Although PotashCorp’s CEO Jochen Tilk confirmed recently during an investor conference that there would not be another cut in dividend this year, investors are still wondering who the potash giant, which expects annual earnings of $0.60-$0.80 per share, will pay the annual dividend of $1.00 per share if it finished the first quarter with just $74 million on the balance sheet. PotashCorp, however, believes that the negotiations with China over supply contracts will serve as a catalyst.

Between January and March, the average realized potash price was $178 per ton. Given current potash gross margins being $500 million-$700 million, the company may likely assume average realized potash prices of $180-$200 per ton in 2016. As such, the ongoing Potash Corp. guidance “fixes” the bottom for potash prices but if prices deteriorate further, the company’s gross margin will be lower than the assumed low end of its guidance.

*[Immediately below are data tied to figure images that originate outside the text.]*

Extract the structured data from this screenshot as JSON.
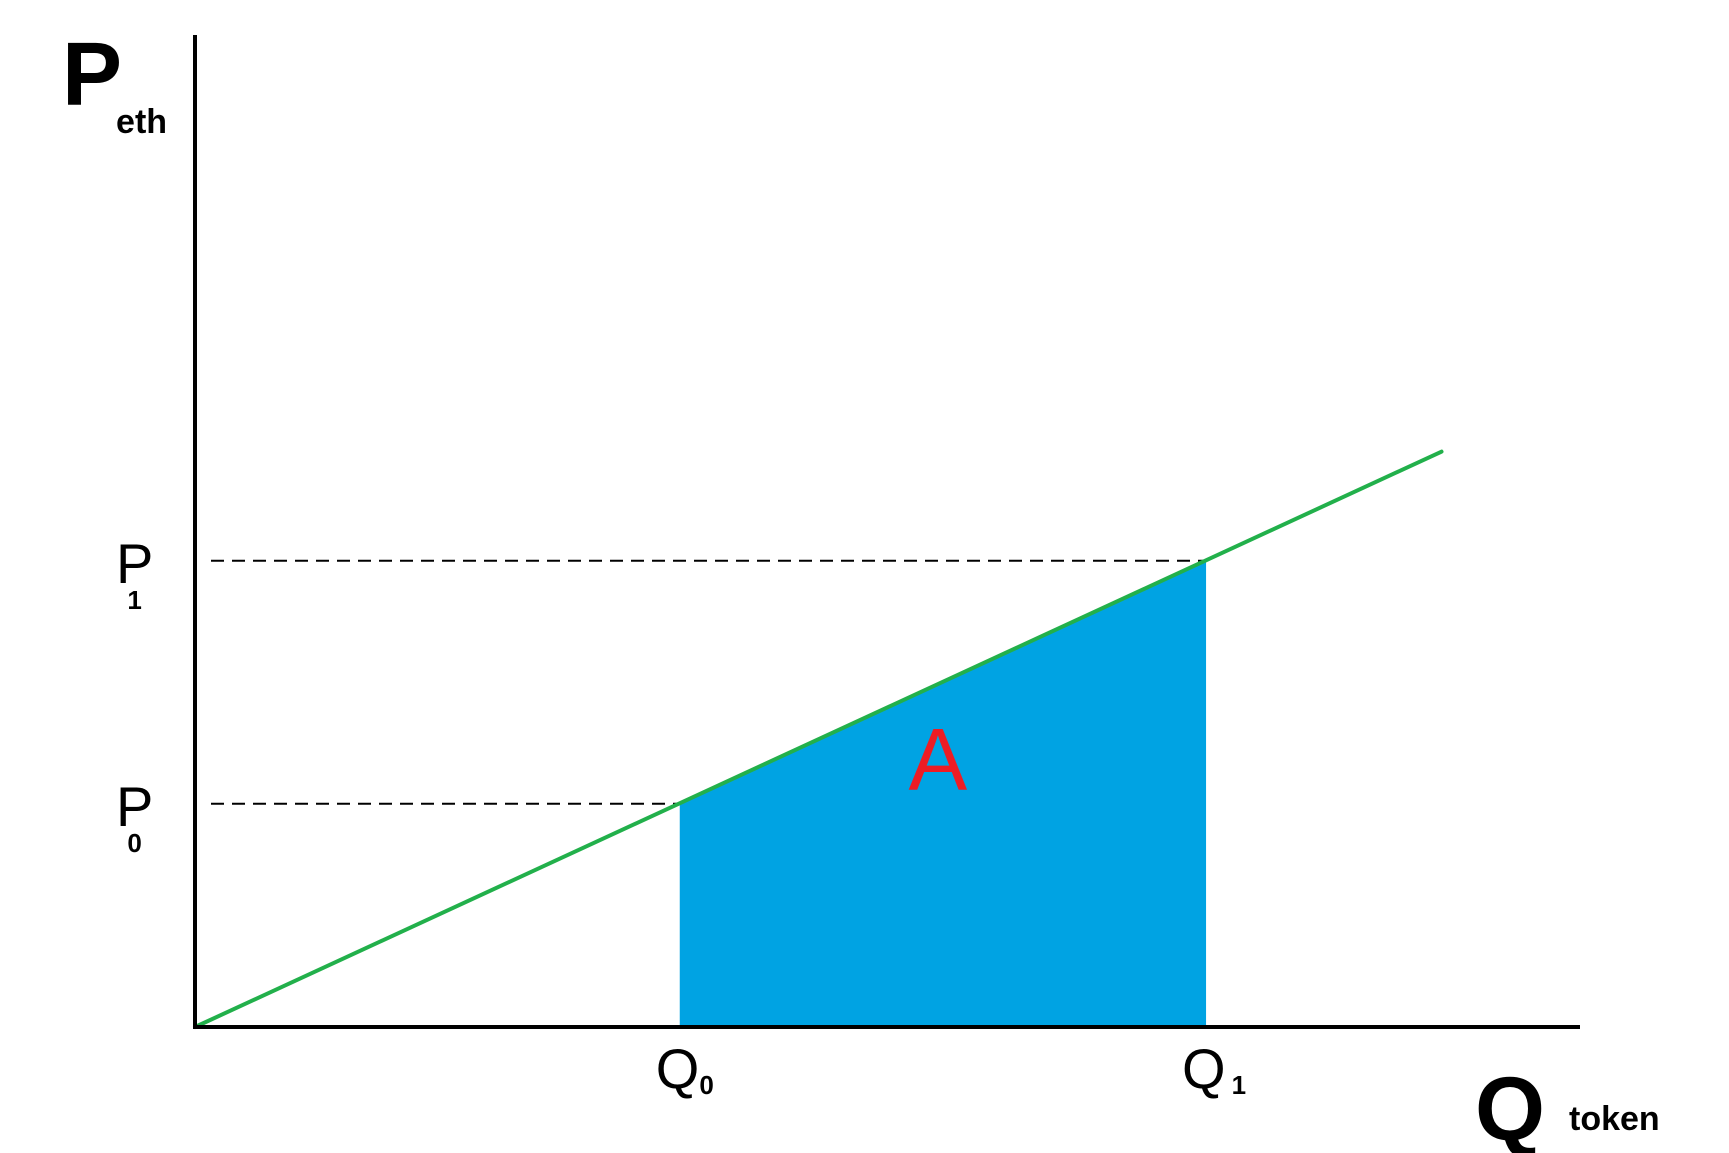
{
  "chart_data": {
    "type": "line",
    "title": "",
    "xlabel": {
      "main": "Q",
      "sub": "token"
    },
    "ylabel": {
      "main": "P",
      "sub": "eth"
    },
    "xlim": [
      0,
      1
    ],
    "ylim": [
      0,
      1
    ],
    "grid": false,
    "series": [
      {
        "x": [
          0,
          0.9
        ],
        "y": [
          0,
          0.58
        ]
      }
    ],
    "x_ticks": [
      {
        "main": "Q",
        "sub": "0",
        "value": 0.35
      },
      {
        "main": "Q",
        "sub": "1",
        "value": 0.73
      }
    ],
    "y_ticks": [
      {
        "main": "P",
        "sub": "0",
        "value": 0.225
      },
      {
        "main": "P",
        "sub": "1",
        "value": 0.47
      }
    ],
    "shaded_area": {
      "label": "A",
      "x_from": 0.35,
      "x_to": 0.73
    },
    "colors": {
      "line": "#22b04b",
      "area": "#00a3e3",
      "area_label": "#ed1c24",
      "axes": "#000000",
      "guides": "#000000"
    }
  }
}
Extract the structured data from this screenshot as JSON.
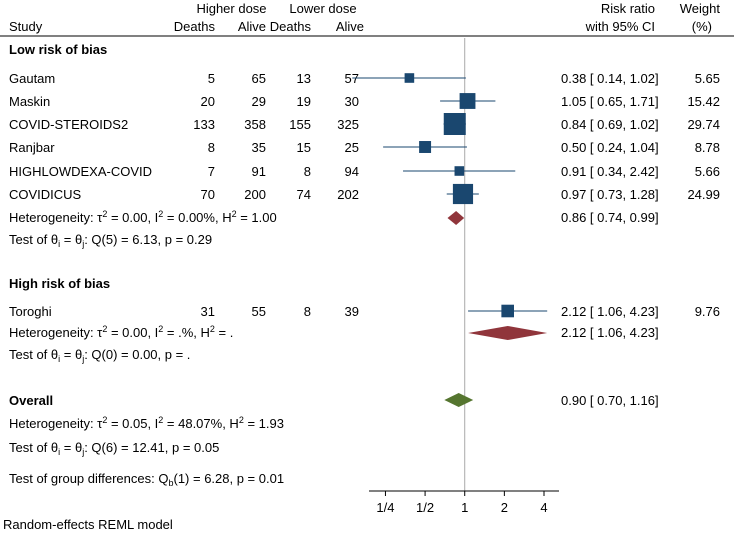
{
  "chart_data": {
    "type": "forest",
    "headers": {
      "study": "Study",
      "higher_dose": "Higher dose",
      "lower_dose": "Lower dose",
      "deaths": "Deaths",
      "alive": "Alive",
      "rr_line1": "Risk ratio",
      "rr_line2": "with 95% CI",
      "weight_line1": "Weight",
      "weight_line2": "(%)"
    },
    "groups": [
      {
        "title": "Low risk of bias",
        "studies": [
          {
            "name": "Gautam",
            "hd_deaths": "5",
            "hd_alive": "65",
            "ld_deaths": "13",
            "ld_alive": "57",
            "ci_text": "0.38 [ 0.14, 1.02]",
            "weight": "5.65",
            "rr": 0.38,
            "lo": 0.14,
            "hi": 1.02,
            "w": 5.65
          },
          {
            "name": "Maskin",
            "hd_deaths": "20",
            "hd_alive": "29",
            "ld_deaths": "19",
            "ld_alive": "30",
            "ci_text": "1.05 [ 0.65, 1.71]",
            "weight": "15.42",
            "rr": 1.05,
            "lo": 0.65,
            "hi": 1.71,
            "w": 15.42
          },
          {
            "name": "COVID-STEROIDS2",
            "hd_deaths": "133",
            "hd_alive": "358",
            "ld_deaths": "155",
            "ld_alive": "325",
            "ci_text": "0.84 [ 0.69, 1.02]",
            "weight": "29.74",
            "rr": 0.84,
            "lo": 0.69,
            "hi": 1.02,
            "w": 29.74
          },
          {
            "name": "Ranjbar",
            "hd_deaths": "8",
            "hd_alive": "35",
            "ld_deaths": "15",
            "ld_alive": "25",
            "ci_text": "0.50 [ 0.24, 1.04]",
            "weight": "8.78",
            "rr": 0.5,
            "lo": 0.24,
            "hi": 1.04,
            "w": 8.78
          },
          {
            "name": "HIGHLOWDEXA-COVID",
            "hd_deaths": "7",
            "hd_alive": "91",
            "ld_deaths": "8",
            "ld_alive": "94",
            "ci_text": "0.91 [ 0.34, 2.42]",
            "weight": "5.66",
            "rr": 0.91,
            "lo": 0.34,
            "hi": 2.42,
            "w": 5.66
          },
          {
            "name": "COVIDICUS",
            "hd_deaths": "70",
            "hd_alive": "200",
            "ld_deaths": "74",
            "ld_alive": "202",
            "ci_text": "0.97 [ 0.73, 1.28]",
            "weight": "24.99",
            "rr": 0.97,
            "lo": 0.73,
            "hi": 1.28,
            "w": 24.99
          }
        ],
        "summary": {
          "rr": 0.86,
          "lo": 0.74,
          "hi": 0.99,
          "ci_text": "0.86 [ 0.74, 0.99]"
        },
        "heterogeneity": {
          "prefix": "Heterogeneity: τ",
          "tau2": " = 0.00, I",
          "i2": " = 0.00%, H",
          "h2": " = 1.00"
        },
        "test": {
          "prefix": "Test of θ",
          "mid": " = θ",
          "rest": ": Q(5) = 6.13, p = 0.29"
        }
      },
      {
        "title": "High risk of bias",
        "studies": [
          {
            "name": "Toroghi",
            "hd_deaths": "31",
            "hd_alive": "55",
            "ld_deaths": "8",
            "ld_alive": "39",
            "ci_text": "2.12 [ 1.06, 4.23]",
            "weight": "9.76",
            "rr": 2.12,
            "lo": 1.06,
            "hi": 4.23,
            "w": 9.76
          }
        ],
        "summary": {
          "rr": 2.12,
          "lo": 1.06,
          "hi": 4.23,
          "ci_text": "2.12 [ 1.06, 4.23]"
        },
        "heterogeneity": {
          "prefix": "Heterogeneity: τ",
          "tau2": " = 0.00, I",
          "i2": " = .%, H",
          "h2": " = ."
        },
        "test": {
          "prefix": "Test of θ",
          "mid": " = θ",
          "rest": ": Q(0) = 0.00, p = ."
        }
      }
    ],
    "overall": {
      "title": "Overall",
      "rr": 0.9,
      "lo": 0.7,
      "hi": 1.16,
      "ci_text": "0.90 [ 0.70, 1.16]",
      "heterogeneity": {
        "prefix": "Heterogeneity: τ",
        "tau2": " = 0.05, I",
        "i2": " = 48.07%, H",
        "h2": " = 1.93"
      },
      "test": {
        "prefix": "Test of θ",
        "mid": " = θ",
        "rest": ": Q(6) = 12.41, p = 0.05"
      }
    },
    "group_test": {
      "prefix": "Test of group differences: Q",
      "sub": "b",
      "rest": "(1) = 6.28, p = 0.01"
    },
    "superscript_2": "2",
    "subscript_i": "i",
    "subscript_j": "j",
    "x_axis": {
      "scale": "log2",
      "range": [
        0.1875,
        5.2
      ],
      "ticks": [
        0.25,
        0.5,
        1,
        2,
        4
      ],
      "tick_labels": [
        "1/4",
        "1/2",
        "1",
        "2",
        "4"
      ],
      "null_line": 1
    },
    "footnote": "Random-effects REML model",
    "colors": {
      "study_marker": "#1a476f",
      "subgroup_diamond": "#90353b",
      "overall_diamond": "#55752f",
      "null_line": "#a8a8a8",
      "axis": "#000000"
    }
  }
}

Some analysts therefore think that Potash Corp will probably borrow money this year to pay for the dividend, as another dividend cut would very likely translate into lower share prices. A borrower like Potash Corp. should not have any problems to ensure financing in the short term. However, the company still needs sustainable and higher fertilizer prices in order to pay the same dividend next year. Although it will have lower capital expenses in 2017, it will still have to pay for selling, general and administrative expenses as well as interest expenses before it can allocate the money for the dividend.